C’est le président de la Cour, Dieudonné Kamuleta, qui a prononcé la sentence au cours de l’audience, affirmant que la haute juridiction a procédé au cumul des peines infligées à l’ancien chef du gouvernement congolais, dans deux dossiers distincts mais liés au projet agro-industriel de Bukanga-Lonzo, aujourd’hui symbole d’échec et de malversations.

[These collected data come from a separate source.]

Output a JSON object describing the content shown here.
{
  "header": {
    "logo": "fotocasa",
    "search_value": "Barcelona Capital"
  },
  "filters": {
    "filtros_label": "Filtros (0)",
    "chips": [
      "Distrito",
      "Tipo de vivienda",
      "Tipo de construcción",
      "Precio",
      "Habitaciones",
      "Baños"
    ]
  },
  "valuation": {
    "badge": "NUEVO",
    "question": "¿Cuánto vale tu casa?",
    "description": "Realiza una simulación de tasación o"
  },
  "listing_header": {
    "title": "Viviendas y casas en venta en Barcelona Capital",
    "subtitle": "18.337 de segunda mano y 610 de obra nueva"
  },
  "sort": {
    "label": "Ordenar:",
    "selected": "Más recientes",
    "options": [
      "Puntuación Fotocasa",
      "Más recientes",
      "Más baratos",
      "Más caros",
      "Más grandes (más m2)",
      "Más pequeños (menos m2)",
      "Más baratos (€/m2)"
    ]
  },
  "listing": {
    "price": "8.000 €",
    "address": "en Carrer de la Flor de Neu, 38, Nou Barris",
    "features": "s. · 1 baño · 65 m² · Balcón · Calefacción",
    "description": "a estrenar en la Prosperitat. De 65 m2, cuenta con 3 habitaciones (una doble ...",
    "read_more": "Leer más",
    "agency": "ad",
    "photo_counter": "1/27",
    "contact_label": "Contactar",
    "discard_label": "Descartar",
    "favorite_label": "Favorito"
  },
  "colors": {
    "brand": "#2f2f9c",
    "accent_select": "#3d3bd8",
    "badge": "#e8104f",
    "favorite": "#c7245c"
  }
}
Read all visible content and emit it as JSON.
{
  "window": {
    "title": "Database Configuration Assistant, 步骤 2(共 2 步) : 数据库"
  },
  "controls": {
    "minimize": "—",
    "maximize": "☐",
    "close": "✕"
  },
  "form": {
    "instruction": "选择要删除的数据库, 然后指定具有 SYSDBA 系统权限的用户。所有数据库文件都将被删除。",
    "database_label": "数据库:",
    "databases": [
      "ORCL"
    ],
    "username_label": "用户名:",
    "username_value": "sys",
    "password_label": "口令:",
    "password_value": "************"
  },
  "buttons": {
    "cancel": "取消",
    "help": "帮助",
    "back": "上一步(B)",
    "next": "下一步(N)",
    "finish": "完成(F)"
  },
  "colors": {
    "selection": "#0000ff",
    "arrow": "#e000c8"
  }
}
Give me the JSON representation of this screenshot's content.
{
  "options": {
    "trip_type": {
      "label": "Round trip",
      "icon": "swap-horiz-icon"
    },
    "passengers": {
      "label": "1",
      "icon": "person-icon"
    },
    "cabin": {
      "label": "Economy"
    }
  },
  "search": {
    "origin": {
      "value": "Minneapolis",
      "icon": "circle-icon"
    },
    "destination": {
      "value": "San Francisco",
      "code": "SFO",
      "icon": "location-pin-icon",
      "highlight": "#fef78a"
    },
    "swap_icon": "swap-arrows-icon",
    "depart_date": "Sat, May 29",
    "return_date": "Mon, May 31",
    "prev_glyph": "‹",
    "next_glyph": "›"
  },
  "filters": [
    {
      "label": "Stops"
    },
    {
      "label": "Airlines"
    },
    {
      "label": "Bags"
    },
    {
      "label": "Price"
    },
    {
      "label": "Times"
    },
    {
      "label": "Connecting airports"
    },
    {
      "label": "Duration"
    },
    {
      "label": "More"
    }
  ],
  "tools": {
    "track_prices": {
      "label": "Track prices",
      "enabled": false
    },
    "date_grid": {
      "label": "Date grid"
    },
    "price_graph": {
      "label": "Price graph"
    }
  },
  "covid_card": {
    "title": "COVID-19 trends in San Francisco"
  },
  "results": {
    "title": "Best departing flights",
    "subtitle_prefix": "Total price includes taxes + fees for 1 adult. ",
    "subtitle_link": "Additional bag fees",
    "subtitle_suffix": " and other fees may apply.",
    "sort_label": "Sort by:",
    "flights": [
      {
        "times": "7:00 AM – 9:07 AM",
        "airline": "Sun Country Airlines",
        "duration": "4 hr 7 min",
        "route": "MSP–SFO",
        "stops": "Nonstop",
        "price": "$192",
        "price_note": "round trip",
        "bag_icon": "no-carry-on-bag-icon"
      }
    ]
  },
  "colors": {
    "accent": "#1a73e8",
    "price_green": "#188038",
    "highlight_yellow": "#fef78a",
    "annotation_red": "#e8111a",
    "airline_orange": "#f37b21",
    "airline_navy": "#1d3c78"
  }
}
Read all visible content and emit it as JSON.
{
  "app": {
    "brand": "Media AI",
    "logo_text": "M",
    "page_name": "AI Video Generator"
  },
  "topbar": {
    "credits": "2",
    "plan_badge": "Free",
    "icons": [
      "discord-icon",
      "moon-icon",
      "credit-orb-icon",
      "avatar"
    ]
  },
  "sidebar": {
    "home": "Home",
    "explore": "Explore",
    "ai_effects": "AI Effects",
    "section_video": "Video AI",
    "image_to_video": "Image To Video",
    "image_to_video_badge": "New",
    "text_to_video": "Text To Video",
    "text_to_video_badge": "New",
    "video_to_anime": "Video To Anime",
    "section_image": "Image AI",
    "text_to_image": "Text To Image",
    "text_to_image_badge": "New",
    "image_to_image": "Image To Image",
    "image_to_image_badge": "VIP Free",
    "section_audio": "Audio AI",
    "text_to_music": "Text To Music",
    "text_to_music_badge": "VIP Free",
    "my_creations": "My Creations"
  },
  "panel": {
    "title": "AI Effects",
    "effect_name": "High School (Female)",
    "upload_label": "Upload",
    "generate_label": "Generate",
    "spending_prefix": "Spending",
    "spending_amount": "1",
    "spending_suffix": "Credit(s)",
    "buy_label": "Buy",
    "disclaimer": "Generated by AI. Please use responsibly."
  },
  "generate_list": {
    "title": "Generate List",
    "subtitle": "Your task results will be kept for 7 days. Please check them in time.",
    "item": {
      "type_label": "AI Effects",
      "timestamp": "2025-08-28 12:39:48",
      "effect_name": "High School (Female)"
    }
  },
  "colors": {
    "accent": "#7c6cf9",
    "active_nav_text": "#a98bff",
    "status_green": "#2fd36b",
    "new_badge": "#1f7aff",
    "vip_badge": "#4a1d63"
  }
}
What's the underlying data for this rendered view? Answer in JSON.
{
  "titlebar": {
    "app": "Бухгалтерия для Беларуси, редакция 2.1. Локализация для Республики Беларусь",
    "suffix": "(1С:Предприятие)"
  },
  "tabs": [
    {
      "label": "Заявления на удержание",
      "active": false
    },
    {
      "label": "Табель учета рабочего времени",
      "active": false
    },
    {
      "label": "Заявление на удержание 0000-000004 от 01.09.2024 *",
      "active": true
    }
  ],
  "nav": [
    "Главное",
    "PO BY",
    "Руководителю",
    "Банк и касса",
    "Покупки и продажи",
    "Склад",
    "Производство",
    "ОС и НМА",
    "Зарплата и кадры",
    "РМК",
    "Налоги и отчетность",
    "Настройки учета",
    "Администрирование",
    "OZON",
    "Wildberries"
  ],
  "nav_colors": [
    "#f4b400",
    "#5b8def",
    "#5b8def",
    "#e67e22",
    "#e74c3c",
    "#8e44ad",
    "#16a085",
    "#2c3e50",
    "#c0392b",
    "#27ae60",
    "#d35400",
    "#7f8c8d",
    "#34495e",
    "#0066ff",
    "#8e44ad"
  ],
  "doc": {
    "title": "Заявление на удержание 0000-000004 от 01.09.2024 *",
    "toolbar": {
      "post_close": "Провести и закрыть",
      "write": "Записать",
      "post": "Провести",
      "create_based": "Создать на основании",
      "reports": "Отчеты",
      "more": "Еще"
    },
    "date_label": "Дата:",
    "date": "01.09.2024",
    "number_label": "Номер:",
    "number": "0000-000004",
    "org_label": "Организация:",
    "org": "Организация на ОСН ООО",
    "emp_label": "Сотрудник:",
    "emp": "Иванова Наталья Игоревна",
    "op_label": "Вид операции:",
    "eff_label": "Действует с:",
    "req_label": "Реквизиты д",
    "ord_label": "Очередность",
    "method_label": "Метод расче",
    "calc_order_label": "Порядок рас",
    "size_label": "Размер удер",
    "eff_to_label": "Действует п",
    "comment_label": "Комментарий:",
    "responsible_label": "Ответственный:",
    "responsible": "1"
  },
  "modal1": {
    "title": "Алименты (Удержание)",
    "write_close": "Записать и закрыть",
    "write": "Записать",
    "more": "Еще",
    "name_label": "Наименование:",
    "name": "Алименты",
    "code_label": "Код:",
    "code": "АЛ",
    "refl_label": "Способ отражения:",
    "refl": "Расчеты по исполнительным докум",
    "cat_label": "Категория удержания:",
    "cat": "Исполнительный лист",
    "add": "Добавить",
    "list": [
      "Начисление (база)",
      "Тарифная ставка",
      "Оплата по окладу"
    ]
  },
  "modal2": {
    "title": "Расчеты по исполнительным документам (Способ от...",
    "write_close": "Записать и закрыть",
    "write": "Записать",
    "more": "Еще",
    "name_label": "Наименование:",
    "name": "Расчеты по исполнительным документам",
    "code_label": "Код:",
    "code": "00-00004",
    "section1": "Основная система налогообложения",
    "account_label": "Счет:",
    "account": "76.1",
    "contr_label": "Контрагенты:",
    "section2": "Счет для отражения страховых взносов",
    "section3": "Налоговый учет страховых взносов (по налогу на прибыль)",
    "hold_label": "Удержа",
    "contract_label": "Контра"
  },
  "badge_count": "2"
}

« Dès lors, elle procédera au cumul des peines des travaux forcés sans préjudice des restrictions légales sus évoquées. La cour condamnera le prévenu Augustin Matata Ponyo respectivement à 5 ans des travaux forcés pour le détournement commis en participation avec le prévenu Christi Grobler et 5 ans des travaux forcés pour le détournement commis en participation avec le prévenu Deogratias Mutombo », a déclaré le juge Kamuleta.
Le projet Bukanga-Lonzo, censé révolutionner le secteur agricole et assurer l’autosuffisance alimentaire en RDC, a englouti plus de 200 millions de dollars sans produire de résultats concrets, suscitant depuis des années l’indignation de l’opinion publique et des institutions de contrôle.
Matata Ponyo, longtemps protégé par son immunité parlementaire en tant que sénateur, avait fini par comparaître après plusieurs rebondissements judiciaires et politiques. Il a toujours clamé son innocence, dénonçant une « persécution politique ».
L’affaire Bukanga-Lonzo, avec cette sentence, ouvre désormais un précédent pour d’autres dossiers de détournement à grande échelle impliquant d’anciens hauts responsables de l’État.